Il Ministro della Difesa giapponese, Shinjiro Koizumi, ha presentato ufficialmente una richiesta di 8.900 miliardi di yen (55,5 miliardi di dollari) per il bilancio della Difesa nell'Anno Fiscale 2027 (FY 2027): si tratta del 15° aumento annuale consecutivo e del 13° massimo storico consecutivo.
La richiesta è finalizzata a perseguire i "nuovi modi di combattere" del Giappone, con investimenti in nuove tecnologie e sistemi quali l'intelligenza artificiale (IA) e le piattaforme senza equipaggio.

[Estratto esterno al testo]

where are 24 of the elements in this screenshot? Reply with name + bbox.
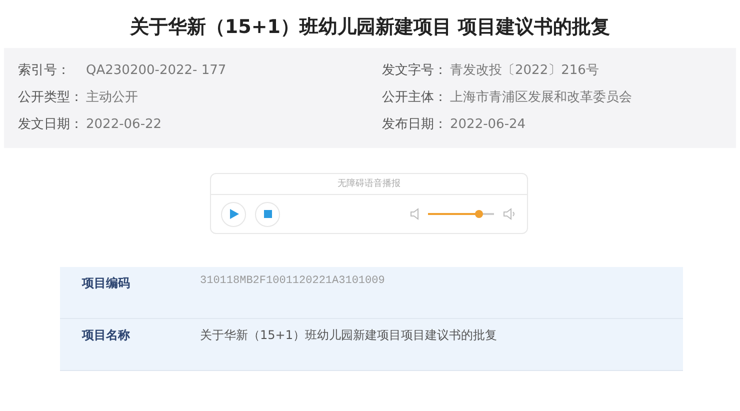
field-value: 2022-06-22 <box>86 116 162 134</box>
row-value: 310118MB2F1001120221A3101009 <box>200 275 385 289</box>
field-label: 发文字号： <box>382 62 448 80</box>
row-label: 项目编码 <box>80 275 131 292</box>
field-label: 公开主体： <box>382 89 448 107</box>
field-value: 青发改投〔2022〕216号 <box>450 62 599 80</box>
field-value: 2022-06-24 <box>450 116 526 134</box>
field-label: 公开类型： <box>18 89 84 107</box>
field-label: 索引号： <box>18 62 71 80</box>
speaker-mute-icon <box>410 208 419 220</box>
field-value: 主动公开 <box>86 89 138 107</box>
stop-icon <box>262 209 272 219</box>
player-header: 无障碍语音播报 <box>211 174 527 195</box>
field-value: QA230200-2022- 177 <box>86 62 226 80</box>
field-value: 上海市青浦区发展和改革委员会 <box>450 89 632 107</box>
row-value: 关于华新（15+1）班幼儿园新建项目项目建议书的批复 <box>200 327 497 344</box>
field-label: 发文日期： <box>18 116 84 134</box>
field-label: 发布日期： <box>382 116 448 134</box>
play-icon <box>228 208 240 220</box>
play-button[interactable] <box>221 202 246 226</box>
row-label: 项目名称 <box>80 327 131 344</box>
speaker-loud-icon <box>503 208 517 220</box>
stop-button[interactable] <box>255 202 280 226</box>
page-title: 关于华新（15+1）班幼儿园新建项目 项目建议书的批复 <box>128 15 612 40</box>
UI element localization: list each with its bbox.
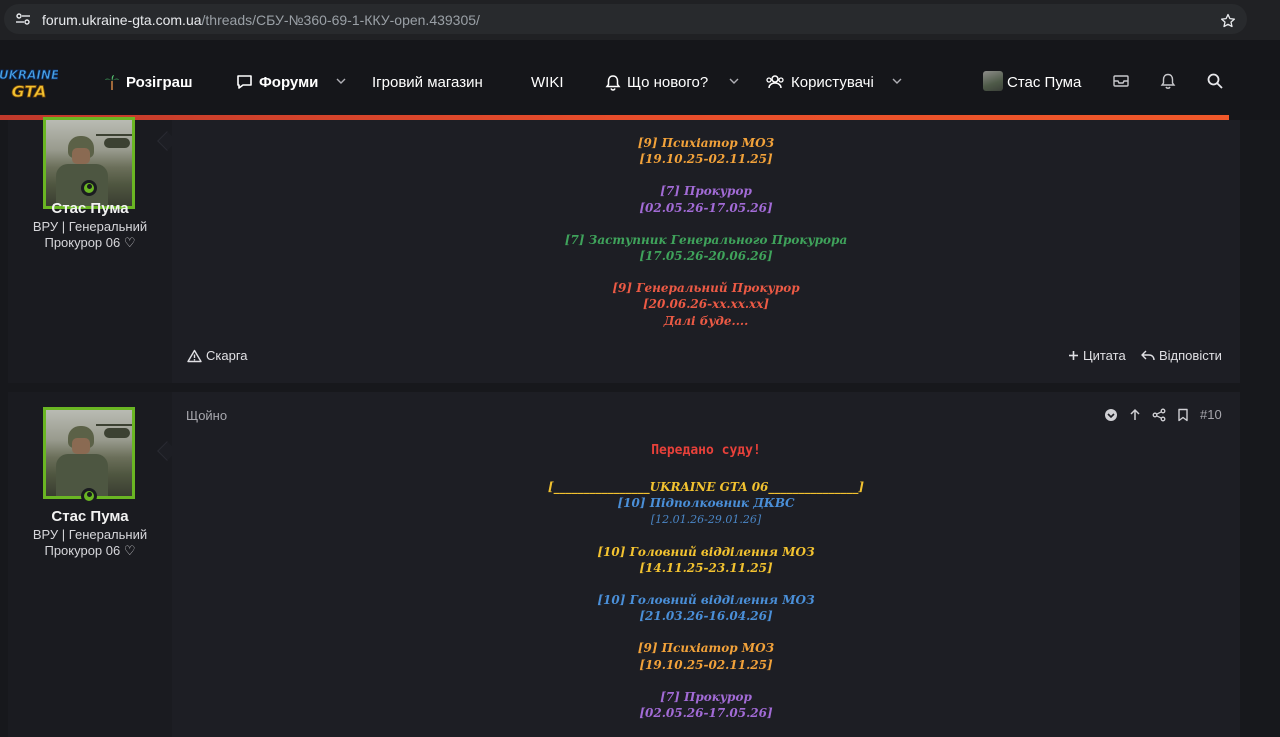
online-indicator-icon xyxy=(81,180,97,196)
search-icon[interactable] xyxy=(1206,72,1224,90)
post-author[interactable]: Стас Пума xyxy=(8,200,172,217)
inbox-icon[interactable] xyxy=(1112,72,1130,90)
post-text-line: [21.03.26-16.04.26] xyxy=(639,609,773,623)
post-text-line: [20.06.26-xx.xx.xx] xyxy=(642,297,770,311)
post-author[interactable]: Стас Пума xyxy=(8,508,172,525)
post-text-line: Далі буде.... xyxy=(663,314,749,328)
arrow-up-icon[interactable] xyxy=(1128,408,1142,422)
post-text-line: [9] Психіатор МОЗ xyxy=(637,641,775,655)
plus-icon xyxy=(1069,351,1078,360)
post-timestamp[interactable]: Щойно xyxy=(186,408,227,423)
user-title-line2: Прокурор 06 ♡ xyxy=(44,543,136,558)
nav-forums[interactable]: Форуми xyxy=(236,72,318,92)
url-host: forum.ukraine-gta.com.ua xyxy=(42,12,202,28)
post-banner: [________________UKRAINE GTA 06_________… xyxy=(547,480,865,494)
post-text-line: [02.05.26-17.05.26] xyxy=(639,201,773,215)
post-heading: Передано суду! xyxy=(651,443,761,458)
site-settings-icon[interactable] xyxy=(16,13,30,25)
user-title-line1: ВРУ | Генеральний xyxy=(32,527,148,542)
bell-icon xyxy=(605,74,621,91)
quote-button[interactable]: Цитата xyxy=(1068,348,1126,363)
share-icon[interactable] xyxy=(1152,408,1166,422)
post-text-line: [7] Прокурор xyxy=(660,690,752,704)
nav-wiki-label: WIKI xyxy=(531,73,564,91)
user-title-line1: ВРУ | Генеральний xyxy=(32,219,148,234)
chevron-down-icon[interactable] xyxy=(892,77,902,85)
post: Стас Пума ВРУ | Генеральний Прокурор 06 … xyxy=(8,392,1240,737)
bookmark-star-icon[interactable] xyxy=(1220,13,1236,29)
nav-shop-label: Ігровий магазин xyxy=(372,73,483,91)
palm-tree-icon xyxy=(105,75,119,90)
bookmark-icon[interactable] xyxy=(1176,408,1190,422)
nav-users[interactable]: Користувачі xyxy=(765,72,874,92)
users-icon xyxy=(766,75,784,89)
nav-forums-label: Форуми xyxy=(259,73,319,91)
post-text-line: [14.11.25-23.11.25] xyxy=(639,561,773,575)
nav-wiki[interactable]: WIKI xyxy=(531,72,564,92)
svg-text:GTA: GTA xyxy=(12,82,47,101)
nav-giveaway[interactable]: Розіграш xyxy=(104,72,192,92)
address-bar[interactable]: forum.ukraine-gta.com.ua/threads/СБУ-№36… xyxy=(4,4,1247,34)
reply-button[interactable]: Відповісти xyxy=(1141,348,1222,363)
svg-text:UKRAINE: UKRAINE xyxy=(0,68,58,82)
post-text-line: [19.10.25-02.11.25] xyxy=(639,152,773,166)
nav-whats-new[interactable]: Що нового? xyxy=(605,72,708,92)
post-text-line: [17.05.26-20.06.26] xyxy=(639,249,773,263)
post-number[interactable]: #10 xyxy=(1200,407,1222,422)
post-text-line: [19.10.25-02.11.25] xyxy=(639,658,773,672)
nav-users-label: Користувачі xyxy=(791,73,874,91)
chevron-down-icon[interactable] xyxy=(336,77,346,85)
online-indicator-icon xyxy=(81,488,97,504)
post-text-line: [10] Головний відділення МОЗ xyxy=(597,593,815,607)
alerts-bell-icon[interactable] xyxy=(1159,72,1177,90)
post-text-line: [9] Психіатор МОЗ xyxy=(637,136,775,150)
url-path: /threads/СБУ-№360-69-1-ККУ-open.439305/ xyxy=(201,12,480,28)
post-toolbar: #10 xyxy=(1094,407,1222,422)
site-logo[interactable]: UKRAINE GTA xyxy=(0,64,58,102)
reaction-icon[interactable] xyxy=(1104,408,1118,422)
nav-shop[interactable]: Ігровий магазин xyxy=(372,72,483,92)
report-button[interactable]: Скарга xyxy=(187,348,248,363)
account-username: Стас Пума xyxy=(1007,73,1082,91)
user-title-line2: Прокурор 06 ♡ xyxy=(44,235,136,250)
post-text-line: [7] Прокурор xyxy=(660,184,752,198)
post-text-line: [10] Підполковник ДКВС xyxy=(617,496,795,510)
chevron-down-icon[interactable] xyxy=(729,77,739,85)
nav-whats-new-label: Що нового? xyxy=(627,73,709,91)
post-text-line: [10] Головний відділення МОЗ xyxy=(597,545,815,559)
post: Стас Пума ВРУ | Генеральний Прокурор 06 … xyxy=(8,117,1240,383)
warning-icon xyxy=(187,349,202,362)
reply-label: Відповісти xyxy=(1159,348,1222,363)
account-menu[interactable]: Стас Пума xyxy=(1007,72,1081,92)
report-label: Скарга xyxy=(206,348,248,363)
nav-giveaway-label: Розіграш xyxy=(126,73,193,91)
reply-arrow-icon xyxy=(1141,350,1155,360)
post-text-line: [9] Генеральний Прокурор xyxy=(612,281,800,295)
url-text[interactable]: forum.ukraine-gta.com.ua/threads/СБУ-№36… xyxy=(42,12,480,28)
quote-label: Цитата xyxy=(1083,348,1126,363)
account-avatar[interactable] xyxy=(983,71,1003,91)
post-text-line: [02.05.26-17.05.26] xyxy=(639,706,773,720)
chat-bubble-icon xyxy=(237,75,252,89)
post-text-line: [12.01.26-29.01.26] xyxy=(650,513,762,526)
user-avatar[interactable] xyxy=(43,407,135,499)
browser-toolbar: forum.ukraine-gta.com.ua/threads/СБУ-№36… xyxy=(0,0,1280,40)
post-text-line: [7] Заступник Генерального Прокурора xyxy=(564,233,848,247)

Il bilancio presentato include una serie di programmi principali legati alla Forza Marittima di Autodifesa (JMSDF), relativi alla flotta di superficie e sottomarina, ai velivoli senza pilota e al rafforzamento delle capacità di attacco a lungo raggio e di guerra sottomarina.
Nel dettaglio:
- 292,2 miliardi di yen (1,83 miliardi di dollari) per l'acquisizione di 17 UAV MQ-9B SEAGUARDIAN (in valutazione operativa da parte della JMSDF dal 2023) per potenziare le capacità ISTAR.

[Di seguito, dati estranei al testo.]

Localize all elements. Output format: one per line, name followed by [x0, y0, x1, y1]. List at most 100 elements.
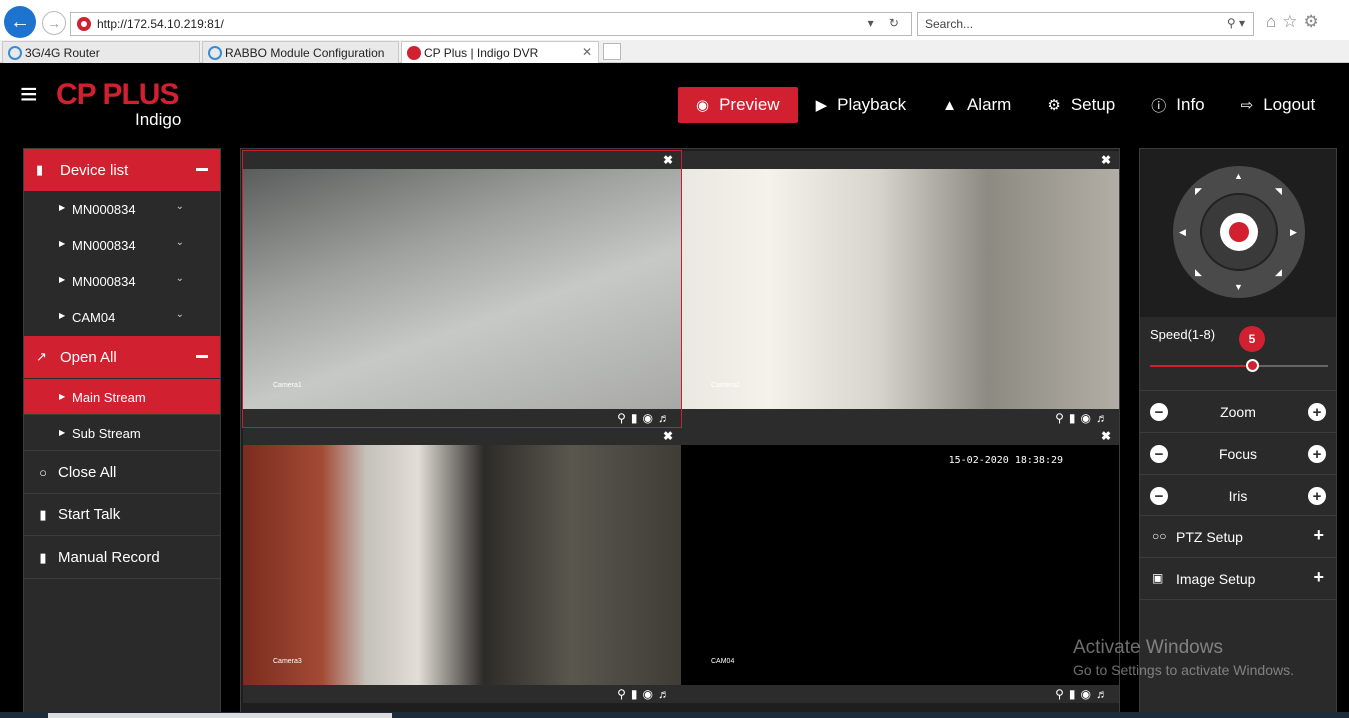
device-item[interactable]: ▶ MN000834 ⌄	[24, 227, 220, 263]
camera-feed[interactable]: 15-02-2020 18:38:29 CAM04	[681, 445, 1119, 685]
nav-label: Logout	[1263, 95, 1316, 114]
nav-playback[interactable]: ▶ Playback	[798, 87, 925, 123]
eye-icon: ◉	[696, 97, 710, 114]
ptz-inner-ring	[1200, 193, 1278, 271]
nav-label: Playback	[837, 95, 907, 114]
open-all-label: Open All	[60, 348, 117, 366]
main-stream-item[interactable]: ▶ Main Stream	[24, 379, 220, 415]
nav-info[interactable]: ⓘ Info	[1133, 87, 1222, 123]
tab-rabbo[interactable]: RABBO Module Configuration	[202, 41, 399, 63]
logo-subtitle: Indigo	[135, 110, 182, 129]
address-bar[interactable]: http://172.54.10.219:81/ ▾ ↻	[70, 12, 912, 36]
speed-slider-handle[interactable]	[1246, 359, 1259, 372]
expand-plus-icon[interactable]: +	[1313, 525, 1324, 546]
nav-preview[interactable]: ◉ Preview	[678, 87, 798, 123]
video-pane[interactable]: ✖ Camera1 ⚲▮◉♬	[242, 150, 682, 428]
tab-router[interactable]: 3G/4G Router	[2, 41, 200, 63]
device-item[interactable]: ▶ MN000834 ⌄	[24, 191, 220, 227]
close-all-label: Close All	[58, 464, 117, 481]
chevron-down-icon[interactable]: ⌄	[176, 237, 184, 248]
sub-stream-item[interactable]: ▶ Sub Stream	[24, 415, 220, 451]
arrow-up-right-icon[interactable]: ◥	[1275, 186, 1282, 197]
arrow-up-left-icon[interactable]: ◤	[1195, 186, 1202, 197]
close-all-button[interactable]: ○ Close All	[24, 452, 220, 494]
chevron-down-icon[interactable]: ⌄	[176, 201, 184, 212]
speed-slider[interactable]	[1150, 359, 1328, 372]
arrow-right-icon[interactable]: ▶	[1290, 227, 1297, 238]
close-icon[interactable]: ✖	[663, 153, 673, 167]
arrow-down-right-icon[interactable]: ◢	[1275, 267, 1282, 278]
pane-toolbar[interactable]: ⚲▮◉♬	[1055, 687, 1113, 701]
home-icon[interactable]: ⌂	[1266, 12, 1282, 31]
new-tab-button[interactable]	[603, 43, 621, 60]
ptz-setup-item[interactable]: ○○ PTZ Setup +	[1140, 515, 1336, 557]
device-item[interactable]: ▶ CAM04 ⌄	[24, 299, 220, 335]
activate-windows-watermark-title: Activate Windows	[1073, 637, 1223, 658]
browser-toolbar-icons[interactable]: ⌂☆⚙	[1266, 12, 1325, 32]
arrow-left-icon[interactable]: ◀	[1179, 227, 1186, 238]
close-icon[interactable]: ✖	[663, 429, 673, 443]
image-setup-item[interactable]: ▣ Image Setup +	[1140, 557, 1336, 600]
chevron-down-icon[interactable]: ⌄	[176, 273, 184, 284]
pane-toolbar[interactable]: ⚲▮◉♬	[1055, 411, 1113, 425]
video-pane[interactable]: ✖ 15-02-2020 18:38:29 CAM04 ⚲▮◉♬	[681, 427, 1119, 703]
device-label: MN000834	[72, 274, 136, 289]
url-text[interactable]: http://172.54.10.219:81/	[97, 17, 224, 31]
caret-right-icon: ▶	[59, 275, 66, 284]
video-camera-icon: ▮	[36, 162, 44, 177]
speed-value-badge: 5	[1239, 326, 1265, 352]
caret-right-icon: ▶	[59, 392, 66, 401]
star-icon[interactable]: ☆	[1282, 12, 1303, 31]
device-list-label: Device list	[60, 161, 129, 179]
back-arrow-icon[interactable]: ←	[4, 6, 36, 38]
start-talk-button[interactable]: ▮ Start Talk	[24, 494, 220, 536]
arrow-up-icon[interactable]: ▲	[1234, 171, 1243, 181]
pane-toolbar[interactable]: ⚲▮◉♬	[617, 687, 675, 701]
refresh-icon[interactable]: ▾ ↻	[868, 16, 905, 30]
manual-record-button[interactable]: ▮ Manual Record	[24, 537, 220, 579]
nav-alarm[interactable]: ▲ Alarm	[924, 87, 1029, 123]
video-pane[interactable]: ✖ Camera3 ⚲▮◉♬	[243, 427, 681, 703]
iris-plus-button[interactable]: +	[1308, 487, 1326, 505]
focus-plus-button[interactable]: +	[1308, 445, 1326, 463]
arrow-down-icon[interactable]: ▼	[1234, 282, 1243, 292]
close-icon[interactable]: ✖	[1101, 429, 1111, 443]
nav-logout[interactable]: ⇨ Logout	[1223, 87, 1334, 123]
tab-cp-plus[interactable]: CP Plus | Indigo DVR ✕	[401, 41, 599, 63]
ptz-direction-ring[interactable]: ▲ ▼ ◀ ▶ ◤ ◥ ◣ ◢	[1173, 166, 1305, 298]
image-icon: ▣	[1152, 571, 1164, 585]
collapse-icon[interactable]	[196, 168, 208, 171]
start-talk-label: Start Talk	[58, 506, 121, 523]
camera-feed[interactable]: Camera3	[243, 445, 681, 685]
close-icon[interactable]: ✖	[1101, 153, 1111, 167]
device-list-header[interactable]: ▮ Device list	[24, 149, 220, 191]
close-icon[interactable]: ✕	[582, 45, 592, 59]
taskbar-item[interactable]	[48, 713, 392, 718]
ptz-center-button[interactable]	[1220, 213, 1258, 251]
tab-label: CP Plus | Indigo DVR	[424, 46, 539, 60]
collapse-icon[interactable]	[196, 355, 208, 358]
chevron-down-icon[interactable]: ⌄	[176, 309, 184, 320]
arrow-down-left-icon[interactable]: ◣	[1195, 267, 1202, 278]
forward-arrow-icon[interactable]: →	[42, 11, 66, 35]
camera-name: Camera1	[273, 382, 302, 389]
search-input[interactable]: Search... ⚲ ▾	[917, 12, 1254, 36]
external-link-icon: ↗	[36, 349, 47, 364]
main-nav: ◉ Preview ▶ Playback ▲ Alarm ⚙ Setup ⓘ I…	[678, 87, 1333, 123]
open-all-header[interactable]: ↗ Open All	[24, 336, 220, 378]
gear-icon[interactable]: ⚙	[1304, 12, 1325, 31]
gamepad-icon: ○○	[1152, 529, 1167, 543]
zoom-in-button[interactable]: +	[1308, 403, 1326, 421]
play-icon: ▶	[815, 97, 828, 114]
search-placeholder: Search...	[925, 17, 974, 31]
camera-feed[interactable]: Camera1	[243, 169, 681, 409]
video-pane[interactable]: ✖ Camera2 ⚲▮◉♬	[681, 151, 1119, 427]
device-item[interactable]: ▶ MN000834 ⌄	[24, 263, 220, 299]
pane-toolbar[interactable]: ⚲▮◉♬	[617, 411, 675, 425]
nav-setup[interactable]: ⚙ Setup	[1029, 87, 1133, 123]
camera-feed[interactable]: Camera2	[681, 169, 1119, 409]
search-icon[interactable]: ⚲ ▾	[1227, 16, 1245, 30]
focus-control: − Focus +	[1140, 432, 1336, 474]
caret-right-icon: ▶	[59, 311, 66, 320]
expand-plus-icon[interactable]: +	[1313, 567, 1324, 588]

- 68,9 miliardi di yen (431 milioni di dollari) per 2 navi equipaggiate con sistema AEGIS (Aegis System Equipped Vessels, ASEV) in costruzione: la prima entrerà in servizio entro la fine del FY 2027, la seconda entro la fine del FY 2028.
- Le pattugliatori d'altura classe SAKURA sono inseriti come voce di richiesta (numero di unità e finanziamento da definire a fine anno). La JMSDF prevede 12 unità in totale, di cui 6 già finanziate. Si tratta di navi da 1.920 t con un equipaggio di circa 30 persone, progettate per operare con UAV (inclusi V-BAT), battelli veloci (RHIB) e mezzi navali senza equipaggio (USV).

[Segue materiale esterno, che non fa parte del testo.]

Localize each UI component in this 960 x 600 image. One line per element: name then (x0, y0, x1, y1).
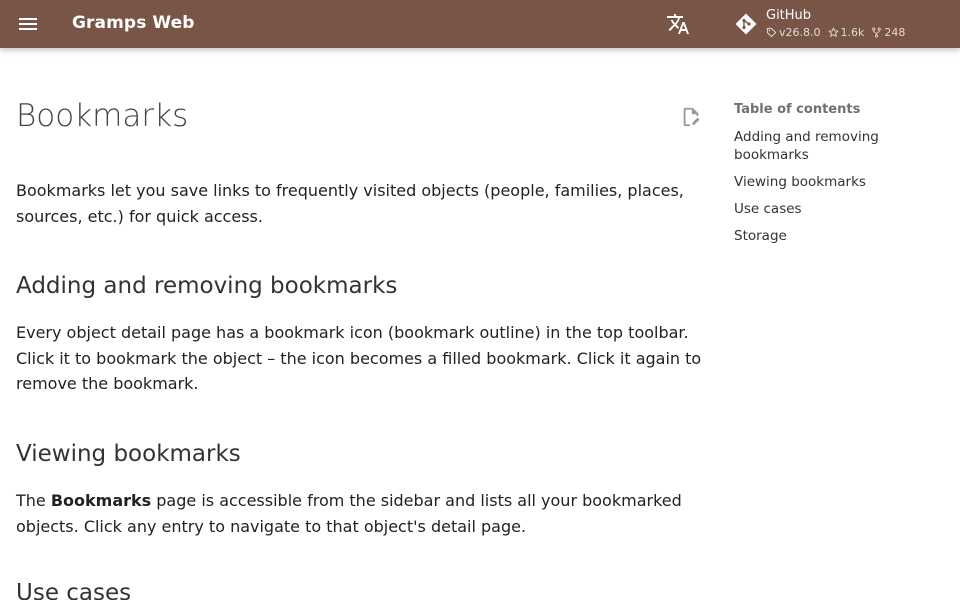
site-title[interactable]: Gramps Web (72, 13, 195, 33)
toc-item-use-cases[interactable]: Use cases (734, 200, 934, 218)
toc-item-viewing[interactable]: Viewing bookmarks (734, 173, 934, 191)
section-heading-adding: Adding and removing bookmarks (16, 273, 398, 299)
text-before: The (16, 491, 51, 510)
repo-forks: 248 (871, 26, 905, 39)
repo-stars-text: 1.6k (840, 26, 865, 39)
fork-icon (872, 27, 882, 38)
edit-page-icon[interactable] (680, 106, 702, 128)
repo-name: GitHub (766, 8, 812, 23)
top-header: Gramps Web GitHub v26.8.0 1.6k 248 (0, 0, 960, 48)
repo-version-text: v26.8.0 (779, 26, 821, 39)
section-text-adding: Every object detail page has a bookmark … (16, 323, 702, 393)
tag-icon (766, 27, 777, 38)
star-icon (827, 27, 839, 38)
repo-forks-text: 248 (884, 26, 906, 39)
toc-item-storage[interactable]: Storage (734, 227, 934, 245)
repo-facts: v26.8.0 1.6k 248 (766, 26, 912, 39)
translate-icon[interactable] (666, 12, 690, 36)
toc-title: Table of contents (734, 102, 861, 117)
repo-stars: 1.6k (827, 26, 865, 39)
table-of-contents: Table of contents Adding and removing bo… (734, 102, 934, 245)
repo-version: v26.8.0 (766, 26, 821, 39)
section-text-viewing: The Bookmarks page is accessible from th… (16, 488, 706, 539)
hamburger-menu-icon[interactable] (16, 12, 40, 36)
section-heading-use-cases: Use cases (16, 580, 132, 600)
intro-paragraph: Bookmarks let you save links to frequent… (16, 181, 684, 226)
toc-item-adding[interactable]: Adding and removing bookmarks (734, 128, 934, 164)
github-repo-link[interactable]: GitHub v26.8.0 1.6k 248 (734, 6, 934, 44)
git-diamond-icon (734, 12, 758, 36)
page-title: Bookmarks (16, 98, 189, 134)
bookmarks-bold: Bookmarks (50, 491, 152, 510)
section-heading-viewing: Viewing bookmarks (16, 441, 241, 467)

- Prosegue il finanziamento per la costruzione dei sottomarini classe TAIGEI (numero di unità e costi finali non specificati): battelli con dislocamento di 3.000 t dotati di batterie agli ioni di litio per un'autonomia subacquea prolungata.
- 3 miliardi di yen (18,7 milioni di dollari), più una voce di richiesta aggiuntiva, per proseguire le modifiche alle portaelicotteri JS IZUMO e JS KAGA necessarie all'impiego degli F-35B (rispettivamente 100 milioni di yen e 2,8 miliardi di yen).
- 56,2 miliardi di yen (351 milioni di dollari) per il missile antinave Type 12 migliorato a lancio navale, il cui debutto è previsto a bordo del cacciatorpediniere JS TERUZUKI, dopo il suo aggiornamento, nell'AF 2027.
- 16,3 miliardi di yen (102 milioni di dollari) per missili guidati a lancio subacqueo (di Mitsubishi Heavy Industries) destinati alla classe TAIGEI, in grado di colpire bersagli navali e terrestri.
- Una nuova voce di richiesta per un missile guidato ipersonico a lancio subacqueo, sviluppato separatamente dal programma di missili per sommergibili citato sopra.
- Voci di richiesta per la ricerca nel campo degli UUV (veicoli subacquei senza equipaggio), inclusi moduli per il lancio di missili a distanza di sicurezza, capacità di ricerca, attacco e collegamento in rete, e tecnologie per l'alimentazione elettrica subacquea.ù
- 1,1 miliardi di yen (6,9 milioni di dollari) per aggiungere la capacità di lancio di missili TOMAHAWK a 3 ulteriori cacciatorpediniere AEGIS (KONGO, ASHIGARA, MAYA), nell'ambito del piano giapponese per l'acquisizione di un massimo di 400 TOMAHAWK tramite il programma statunitense FMS (Foreign Military Sales).
La richiesta di bilancio conferma le 2 direttrici principali del riarmo giapponese: ridurre l'esposizione del personale attraverso sistemi senza equipaggio e ampliare la capacità di colpire a lungo raggio (capacità di contrattacco).